The lodge we got to was a kind of eco lodge and the whole thing was made of wood, well integrated into the environment of the jungle. Our little hut with its moskitonet over the bed looked like a little cosy honeymoonplace to us. To me it was a bit frustrating to see that we were in a place in Venezuela where besides the stuff working nobody was really Venezuelan. But all right, just try to forget about it. First thing that caught my attention was one of the native Indian people sitting next to the water, fishing with a little stick to which end was tight a little string. On the end there was a hook and on the hook the guy just put some fresh meat. He was fishing for Piranhas. Of course I had to try this as well. At first I was really lucky and immediately got one. But then there were no more bites. Later on in the afternoon our guide took us on a little trip on a boat down the river. He drove into the middle where the water was deepest. I asked him if it is possible to swim in here with all this piranhas and alligators. He said he wouldn’t recommend it, but when I got to close to the edge of the boat he just pushed me into the water. Of course, no problem to go swimming here.
Next day he took us out into the jungle to show us some tricks he must have learned from the native people here. Like which plant can provide us something to eat and where we can find something to drink.

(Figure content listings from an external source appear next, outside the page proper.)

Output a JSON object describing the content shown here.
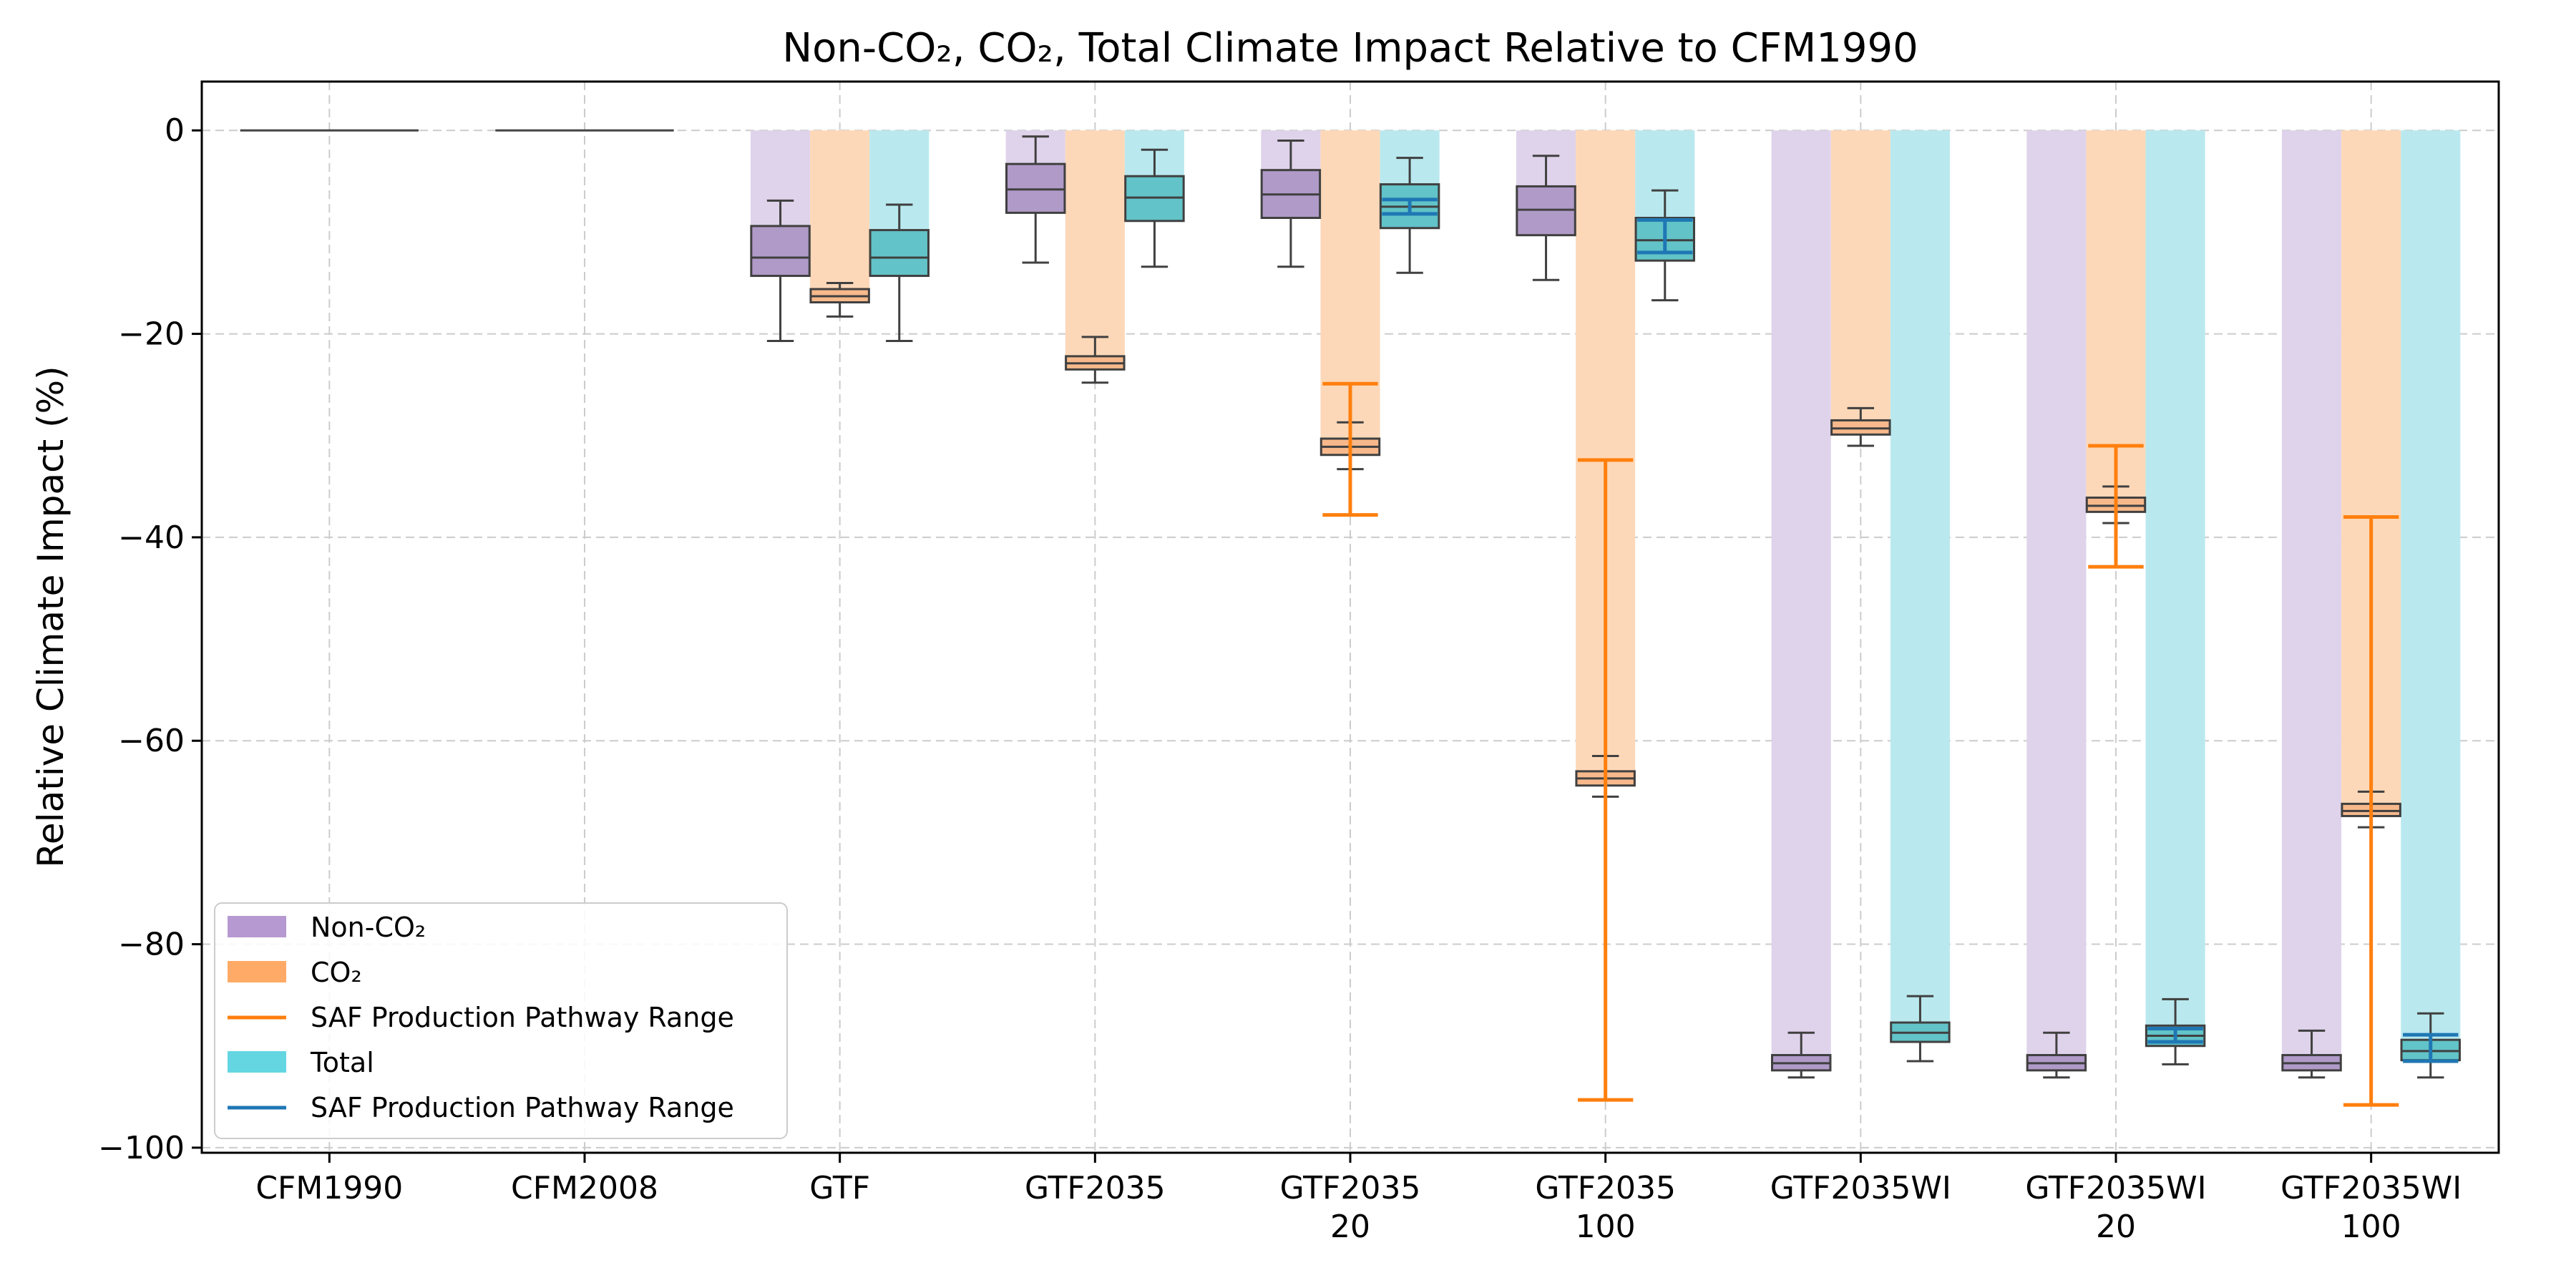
{
  "chart_data": {
    "type": "box",
    "title": "Non-CO₂, CO₂, Total Climate Impact Relative to CFM1990",
    "xlabel": "",
    "ylabel": "Relative Climate Impact (%)",
    "ylim": [
      -100.5,
      4.8
    ],
    "yticks": [
      0,
      -20,
      -40,
      -60,
      -80,
      -100
    ],
    "ytick_labels": [
      "0",
      "−20",
      "−40",
      "−60",
      "−80",
      "−100"
    ],
    "grid": true,
    "legend_position": "lower-left",
    "colors": {
      "nonco2_box": "#b09ac8",
      "nonco2_bar": "#dfd3eb",
      "co2_box": "#f7b98b",
      "co2_bar": "#fdd8b8",
      "total_box": "#62c3c8",
      "total_bar": "#b9e9ee",
      "saf_co2": "#ff7f0e",
      "saf_total": "#1f77b4",
      "legend_nonco2": "#b699d0",
      "legend_co2": "#ffaa66",
      "legend_total": "#64d6e2"
    },
    "legend": [
      {
        "label": "Non-CO₂",
        "kind": "patch",
        "color_key": "legend_nonco2"
      },
      {
        "label": "CO₂",
        "kind": "patch",
        "color_key": "legend_co2"
      },
      {
        "label": "SAF Production Pathway Range",
        "kind": "line",
        "color_key": "saf_co2"
      },
      {
        "label": "Total",
        "kind": "patch",
        "color_key": "legend_total"
      },
      {
        "label": "SAF Production Pathway Range",
        "kind": "line",
        "color_key": "saf_total"
      }
    ],
    "categories": [
      {
        "lines": [
          "CFM1990"
        ],
        "baseline": true
      },
      {
        "lines": [
          "CFM2008"
        ],
        "baseline": true
      },
      {
        "lines": [
          "GTF"
        ],
        "nonco2": {
          "bar": -12.5,
          "box": {
            "wlo": -20.7,
            "q1": -14.3,
            "med": -12.5,
            "q3": -9.4,
            "whi": -6.9
          }
        },
        "co2": {
          "bar": -16.3,
          "box": {
            "wlo": -18.3,
            "q1": -16.9,
            "med": -16.3,
            "q3": -15.6,
            "whi": -15.0
          }
        },
        "total": {
          "bar": -12.5,
          "box": {
            "wlo": -20.7,
            "q1": -14.3,
            "med": -12.5,
            "q3": -9.8,
            "whi": -7.3
          }
        }
      },
      {
        "lines": [
          "GTF2035"
        ],
        "nonco2": {
          "bar": -5.8,
          "box": {
            "wlo": -13.0,
            "q1": -8.1,
            "med": -5.8,
            "q3": -3.3,
            "whi": -0.6
          }
        },
        "co2": {
          "bar": -22.9,
          "box": {
            "wlo": -24.8,
            "q1": -23.5,
            "med": -22.9,
            "q3": -22.2,
            "whi": -20.3
          }
        },
        "total": {
          "bar": -6.6,
          "box": {
            "wlo": -13.4,
            "q1": -8.9,
            "med": -6.6,
            "q3": -4.5,
            "whi": -1.9
          }
        }
      },
      {
        "lines": [
          "GTF2035",
          "20"
        ],
        "nonco2": {
          "bar": -6.3,
          "box": {
            "wlo": -13.4,
            "q1": -8.6,
            "med": -6.3,
            "q3": -3.9,
            "whi": -1.0
          }
        },
        "co2": {
          "bar": -31.1,
          "box": {
            "wlo": -33.3,
            "q1": -31.9,
            "med": -31.1,
            "q3": -30.3,
            "whi": -28.7
          },
          "saf": [
            -37.8,
            -24.9
          ]
        },
        "total": {
          "bar": -7.5,
          "box": {
            "wlo": -14.0,
            "q1": -9.6,
            "med": -7.5,
            "q3": -5.3,
            "whi": -2.7
          },
          "saf": [
            -8.2,
            -6.8
          ]
        }
      },
      {
        "lines": [
          "GTF2035",
          "100"
        ],
        "nonco2": {
          "bar": -7.8,
          "box": {
            "wlo": -14.7,
            "q1": -10.3,
            "med": -7.8,
            "q3": -5.5,
            "whi": -2.5
          }
        },
        "co2": {
          "bar": -63.7,
          "box": {
            "wlo": -65.5,
            "q1": -64.4,
            "med": -63.7,
            "q3": -63.0,
            "whi": -61.5
          },
          "saf": [
            -95.3,
            -32.4
          ]
        },
        "total": {
          "bar": -10.8,
          "box": {
            "wlo": -16.7,
            "q1": -12.8,
            "med": -10.8,
            "q3": -8.6,
            "whi": -5.9
          },
          "saf": [
            -12.0,
            -8.8
          ]
        }
      },
      {
        "lines": [
          "GTF2035WI"
        ],
        "nonco2": {
          "bar": -91.7,
          "box": {
            "wlo": -93.1,
            "q1": -92.4,
            "med": -91.7,
            "q3": -90.9,
            "whi": -88.7
          }
        },
        "co2": {
          "bar": -29.3,
          "box": {
            "wlo": -31.0,
            "q1": -29.9,
            "med": -29.3,
            "q3": -28.5,
            "whi": -27.3
          }
        },
        "total": {
          "bar": -88.7,
          "box": {
            "wlo": -91.5,
            "q1": -89.6,
            "med": -88.7,
            "q3": -87.7,
            "whi": -85.1
          }
        }
      },
      {
        "lines": [
          "GTF2035WI",
          "20"
        ],
        "nonco2": {
          "bar": -91.7,
          "box": {
            "wlo": -93.1,
            "q1": -92.4,
            "med": -91.7,
            "q3": -90.9,
            "whi": -88.7
          }
        },
        "co2": {
          "bar": -36.9,
          "box": {
            "wlo": -38.6,
            "q1": -37.5,
            "med": -36.9,
            "q3": -36.1,
            "whi": -35.0
          },
          "saf": [
            -42.9,
            -31.0
          ]
        },
        "total": {
          "bar": -89.0,
          "box": {
            "wlo": -91.8,
            "q1": -90.0,
            "med": -89.0,
            "q3": -88.0,
            "whi": -85.4
          },
          "saf": [
            -89.6,
            -88.3
          ]
        }
      },
      {
        "lines": [
          "GTF2035WI",
          "100"
        ],
        "nonco2": {
          "bar": -91.7,
          "box": {
            "wlo": -93.1,
            "q1": -92.4,
            "med": -91.7,
            "q3": -90.9,
            "whi": -88.5
          }
        },
        "co2": {
          "bar": -66.9,
          "box": {
            "wlo": -68.5,
            "q1": -67.4,
            "med": -66.9,
            "q3": -66.2,
            "whi": -65.0
          },
          "saf": [
            -95.8,
            -38.0
          ]
        },
        "total": {
          "bar": -90.5,
          "box": {
            "wlo": -93.1,
            "q1": -91.4,
            "med": -90.5,
            "q3": -89.4,
            "whi": -86.8
          },
          "saf": [
            -91.5,
            -88.9
          ]
        }
      }
    ]
  }
}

Most amazing about this trip was, as it is tropical rainforest, you can take a 2 meter bamboostick and just ram it into the ground till it disappears, because the ground is just layers and layers of rotten leaves.
The Orinoco delta is managed by the local people. So everybody who wants to do anything here with tourism, has to do it in acceptance with the native Indians here. Which means besides employing them that tourists are taken to their houses, where the natives can try to sell some of their hand crafts to them. So this was our next days program. It was nice to enter the houses of the people here, which were build slightly above the water. The children just paddling around in their canoes or chilling in their hammocks. They had a big Guacamaya there tide to a string for tourists attraction which everybody could hold on their arm for a while. But sadly the relationship would all the time be a customer-seller one.
After our little visit to the Warao (Guarao), that is how the local Indians here are called, we went again for some swimming. To our luck not far from us there were some sweet water dolphins. They are really small and their skin is a bit pink, a strong contrast to the brown water of the river.
Though it was absolutely touristy, it was a nice trip and showed an other of Venezuela’s many so different sides.